The problem I wanted to solve

The problem at hand was segmentation of small lung airways in a huge lung MRI that posed a huge class imbalance problem. Simply applying a standard UNET to the problem would not suffice for accurate semantic segmentation.
Moreover, due to the image being huge and 3D, fitting into the GPU is a big problem and working on 2D slices is suboptimal.

What is Dilated UNet with Centerline-Sampling?

I built an entire pipeline that was tasked with taking the image, creating relevant 3D patches of the image and run a special UNet that would enable the system to get the small lung airways.
This was achieved by implementing the following -

  1. Centerline Sampling - Random Sampling would return a lot of background samples and this would result in our network not learning anything meaningful. Sampling around the trachea and the airways specifically circumvents this problem. Moreover, to fit the batch in the GPU Memory, the patches were chosen as 64xx64x64.
  2. Dilated Convolutions - Help to capture the entire context of the image and hence reduce the adverse effects of max pooling - downsampling (loss of information).
  3. Weighted Dice Coefficient - Giving more weight to the foreground pixels as compared to the background pixels.

Tech stack

Technologies Used-

  1. Keras - For the building of the underlying UNET. Keras was used because of its intuitive API and because it is now fully integrated into Tensorflow 1.7.
  2. Tensorflow- For building the data pipeline. Has inbuilt functions and classes that help build efficient data pipelines.
  3. Numpy - Basic matrix manipulations
  4. h5py - To deal with the h5 files of the MRI.
  5. scipy - Used for the centerline sampling. Has a handy methos for centerline extraction whid makes the subsequent sampling easy.

The process of building Dilated UNet with Centerline-Sampling

The standard procedure for any basic semantic segmentation project is to apply a baseline algorithm and evaluate.
In my case, the baseline algorithm in question was the UNet.
However, over multiple evaluations and small tweaks and variations, the performance of the network was abysmal. This led me to read relevant papers and projects and implement relevant ideas from each of the tehm and conduct ablation studies.

Challenges I faced

Actually working with huge 3D datasets is hard.
Before using the centerline sampling, we were using the random sampling and the performance was not improving even after applying several tweaks and tricks.
The main problem with deep learning today is debugging and understanding what is exactly going on underneath and random sampling makes it even tougher.
Moreover, using max pooling really reduces the resolution and results in loss of information but is necessary in order to make the network learn something. Therefore, the use of dilated convolutions was required.

Key learnings

I primarily learned the importance of testing each and every addition made to the network. Over the course of tweaking, often I forgot which feature or tweak made a difference.
If I had to start again, I would probably make a log of all the features and the corresponding differnece to the final performance they made.

Tips and advice

  1. Always start with a baseline and only then started tweaking your architecuture or try an absolutely new architecture.
  2. Data is the king.
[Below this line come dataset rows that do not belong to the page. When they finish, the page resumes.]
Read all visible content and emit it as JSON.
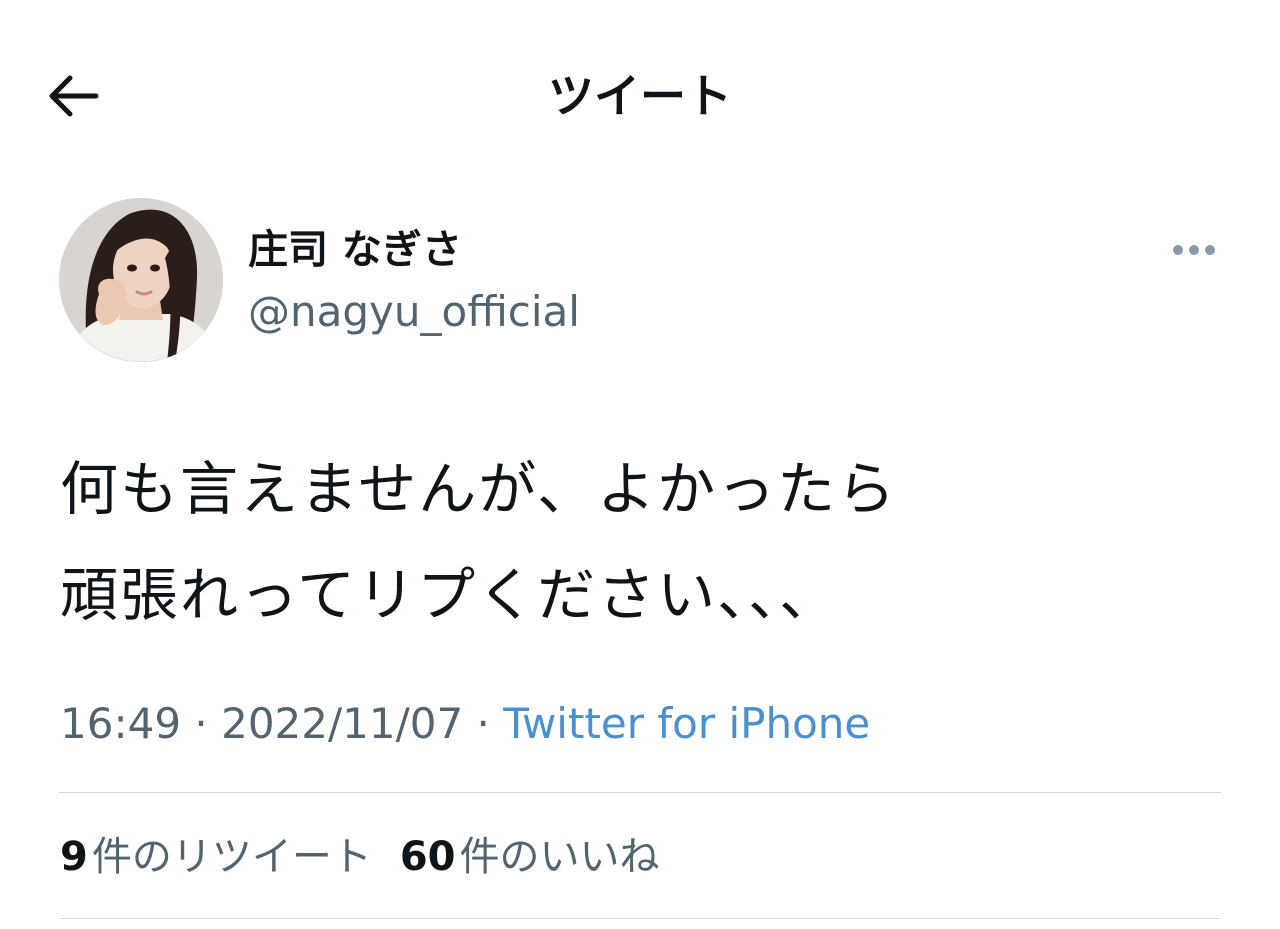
{
  "header": {
    "title": "ツイート",
    "back_icon": "arrow-left-icon"
  },
  "author": {
    "name": "庄司 なぎさ",
    "handle": "@nagyu_official",
    "avatar_icon": "user-avatar-photo"
  },
  "more_icon": "more-horizontal-icon",
  "tweet": {
    "lines": [
      "何も言えませんが、よかったら",
      "頑張れってリプください、、、"
    ]
  },
  "meta": {
    "time": "16:49",
    "separator": " · ",
    "date": "2022/11/07",
    "source": "Twitter for iPhone"
  },
  "stats": {
    "retweets_count": "9",
    "retweets_label": "件のリツイート",
    "likes_count": "60",
    "likes_label": "件のいいね"
  },
  "colors": {
    "text": "#0f1419",
    "secondary": "#536471",
    "link": "#4a8fd0",
    "divider": "#cfd9de"
  }
}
Try to observe what kind of data you are feeding into the network and try to come up with strategies that would provide the best possible data to the network.
  3. Always test your implemntation over various datasets

Final thoughts and next steps

I was able to successfully deliver the project to the client. One thing I observed was that the ground truth labels were not as accurate as previously thought. So one direction I would like to work on is a Variational UNet which does not really require the most accurate labels.